RUMFORD — The River Valley Healthy Communities Coalition celebrated Earth Day on Wednesday by speaking about recycling during their monthly networking meeting at the Region 9 School of Applied Technology.

Executive Director Patricia Duguay spoke to a small group of coalition members about ways they could improve recycling in their workplaces and homes.

Duguay started the meeting by asking those in attendance what they were planning on doing for Earth Day.

RVHCC member Barbara Rajaniemi said that she was planning to walk more rather than use her car to “reduce my carbon footprint,” while Randall Smith, owner of Ink Plaza on Congress Street in Rumford, said that he was planning on setting up a recycling box at the entrance to his store.
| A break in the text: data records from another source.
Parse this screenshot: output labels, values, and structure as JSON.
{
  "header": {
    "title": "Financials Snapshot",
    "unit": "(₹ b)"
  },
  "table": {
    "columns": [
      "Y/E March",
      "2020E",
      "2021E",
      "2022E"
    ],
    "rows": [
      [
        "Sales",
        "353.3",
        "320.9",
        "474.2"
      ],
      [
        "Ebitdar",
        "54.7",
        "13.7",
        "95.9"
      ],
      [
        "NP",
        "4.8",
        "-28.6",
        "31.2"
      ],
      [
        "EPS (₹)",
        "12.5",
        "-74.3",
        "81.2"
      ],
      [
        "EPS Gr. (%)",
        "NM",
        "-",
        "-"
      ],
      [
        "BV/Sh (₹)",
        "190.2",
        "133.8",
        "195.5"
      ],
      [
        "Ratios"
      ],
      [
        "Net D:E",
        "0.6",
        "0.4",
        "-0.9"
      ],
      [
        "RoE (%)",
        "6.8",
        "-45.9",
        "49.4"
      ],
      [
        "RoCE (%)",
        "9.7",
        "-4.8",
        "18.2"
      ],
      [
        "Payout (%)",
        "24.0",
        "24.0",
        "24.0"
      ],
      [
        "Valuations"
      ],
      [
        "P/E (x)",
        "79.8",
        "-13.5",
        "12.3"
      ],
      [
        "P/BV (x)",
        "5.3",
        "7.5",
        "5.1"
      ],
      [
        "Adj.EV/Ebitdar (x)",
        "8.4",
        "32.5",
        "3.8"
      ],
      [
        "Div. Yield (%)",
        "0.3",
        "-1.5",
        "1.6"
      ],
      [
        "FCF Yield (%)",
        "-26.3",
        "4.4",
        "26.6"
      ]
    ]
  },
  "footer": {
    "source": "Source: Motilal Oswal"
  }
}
After everyone had a chance to speak, Duguay began explaining ways for people to recycle in their workplace.

“About a quarter of the trash we can throw away is actual trash,” Duguay said. “The rest of it can be recycled. However, a lot of it gets mingled in with the trash. Recycling has a huge impact and requires little effort.”


Duguay said that recycling paper is the “easiest” way to recycle, since you’re not required to separate the paper by color or size.
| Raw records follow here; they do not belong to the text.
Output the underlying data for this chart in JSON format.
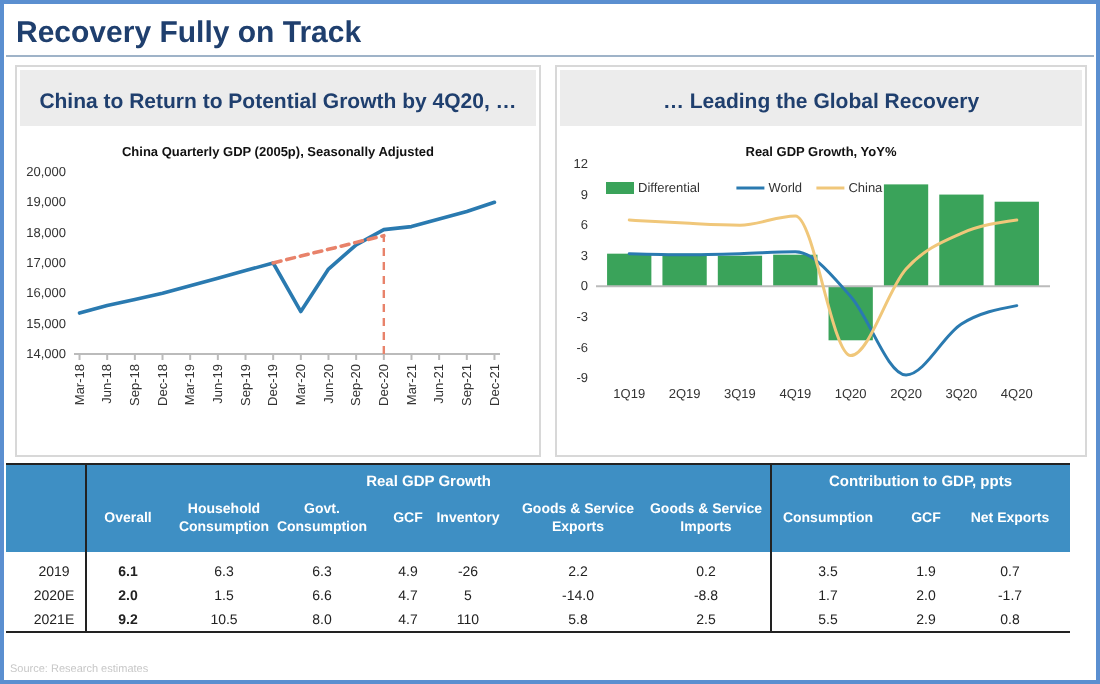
{
  "chart_data": [
    {
      "type": "line",
      "subtitle": "China to Return to Potential  Growth by 4Q20, …",
      "title": "China Quarterly GDP (2005p), Seasonally Adjusted",
      "annotations": [
        "Recovery Fully on Track"
      ],
      "categories": [
        "Mar-18",
        "Jun-18",
        "Sep-18",
        "Dec-18",
        "Mar-19",
        "Jun-19",
        "Sep-19",
        "Dec-19",
        "Mar-20",
        "Jun-20",
        "Sep-20",
        "Dec-20",
        "Mar-21",
        "Jun-21",
        "Sep-21",
        "Dec-21"
      ],
      "series": [
        {
          "color": "#2a7ab0",
          "values": [
            15350,
            15600,
            15800,
            16000,
            16250,
            16500,
            16750,
            17000,
            15400,
            16800,
            17600,
            18100,
            18200,
            18450,
            18700,
            19000
          ]
        },
        {
          "color": "#e8826a",
          "line_style": "dashed",
          "values": [
            null,
            null,
            null,
            null,
            null,
            null,
            null,
            17000,
            17230,
            17450,
            17680,
            17900,
            null,
            null,
            null,
            null
          ]
        }
      ],
      "ylim": [
        14000,
        20000
      ],
      "yticks": [
        {
          "value": 14000,
          "label": "14,000"
        },
        {
          "value": 15000,
          "label": "15,000"
        },
        {
          "value": 16000,
          "label": "16,000"
        },
        {
          "value": 17000,
          "label": "17,000"
        },
        {
          "value": 18000,
          "label": "18,000"
        },
        {
          "value": 19000,
          "label": "19,000"
        },
        {
          "value": 20000,
          "label": "20,000"
        }
      ],
      "ref_lines": [
        {
          "axis": "x",
          "value": "Dec-20",
          "color": "#e8826a",
          "line_style": "dashed"
        }
      ]
    },
    {
      "type": "bar",
      "subtitle": "… Leading the Global Recovery",
      "title": "Real GDP Growth, YoY%",
      "categories": [
        "1Q19",
        "2Q19",
        "3Q19",
        "4Q19",
        "1Q20",
        "2Q20",
        "3Q20",
        "4Q20"
      ],
      "series": [
        {
          "name": "Differential",
          "color": "#3aa35a",
          "values": [
            3.2,
            3.2,
            3.0,
            3.1,
            -5.3,
            10.0,
            9.0,
            8.3
          ]
        },
        {
          "name": "World",
          "type": "line",
          "color": "#2a7ab0",
          "values": [
            3.2,
            3.1,
            3.2,
            3.4,
            -1.0,
            -8.7,
            -3.7,
            -1.9
          ]
        },
        {
          "name": "China",
          "type": "line",
          "color": "#f0c77a",
          "values": [
            6.5,
            6.2,
            6.0,
            6.9,
            -6.8,
            1.7,
            5.2,
            6.5
          ]
        }
      ],
      "ylim": [
        -9,
        12
      ],
      "yticks": [
        -9,
        -6,
        -3,
        0,
        3,
        6,
        9,
        12
      ],
      "legend": "top left"
    },
    {
      "type": "other",
      "categories": [
        "Overall",
        "Household Consumption",
        "Govt. Consumption",
        "GCF",
        "Inventory",
        "Goods & Service Exports",
        "Goods & Service Imports",
        "Consumption",
        "GCF",
        "Net Exports"
      ],
      "y_categories": [
        "2019",
        "2020E",
        "2021E"
      ],
      "cell_labels": [
        [
          "6.1",
          "6.3",
          "6.3",
          "4.9",
          "-26",
          "2.2",
          "0.2",
          "3.5",
          "1.9",
          "0.7"
        ],
        [
          "2.0",
          "1.5",
          "6.6",
          "4.7",
          "5",
          "-14.0",
          "-8.8",
          "1.7",
          "2.0",
          "-1.7"
        ],
        [
          "9.2",
          "10.5",
          "8.0",
          "4.7",
          "110",
          "5.8",
          "2.5",
          "5.5",
          "2.9",
          "0.8"
        ]
      ],
      "annotations": [
        "Real GDP Growth",
        "Contribution to GDP, ppts",
        "Source: Research estimates"
      ]
    }
  ]
}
“You can just put all types of paper into one bin, without sorting, which is a huge help,” Duguay said. “That’s what a lot of offices do right now.”

She added that offices can go a step farther by placing recycling bins next to specific areas in the office.

“Let’s say that your office has a printer that a lot of people use,” Duguay said. “It’s important to place recycling bins wherever you have a lot of activity. That way, it doesn’t get mixed up with regular trash.”

Duguay pointed out that recycling one ton of paper saves 4,100 kilowatts of energy, which is enough to power the average home for six months.

“I know that, for some offices, it’s difficult to clean out their plastic bottles because they don’t have a kitchen or a sink to use,” Duguay said. “However, the paper is something that everyone can do.”


Near the end of the meeting, Duguay shared numbers from the Northern Oxford Regional Solid Waste and Recycling Center, which serves Byron, Dixfield, Mexico, Roxbury and Rumford.

“According to last year’s numbers, we collected 9,366 tons of trash, which resulted in a cost of $486,305 to the people in those towns,” Duguay said. “We ended up collecting 938 tons of recycled items, which brought in $102,640. We’re fortunate that we haven’t had to increase our rates once in the last nine years. However, the numbers say we’re recycling at a 10 percent rate, when we could be at 50.”

Duguay suggested that people recycle as often as they can at home.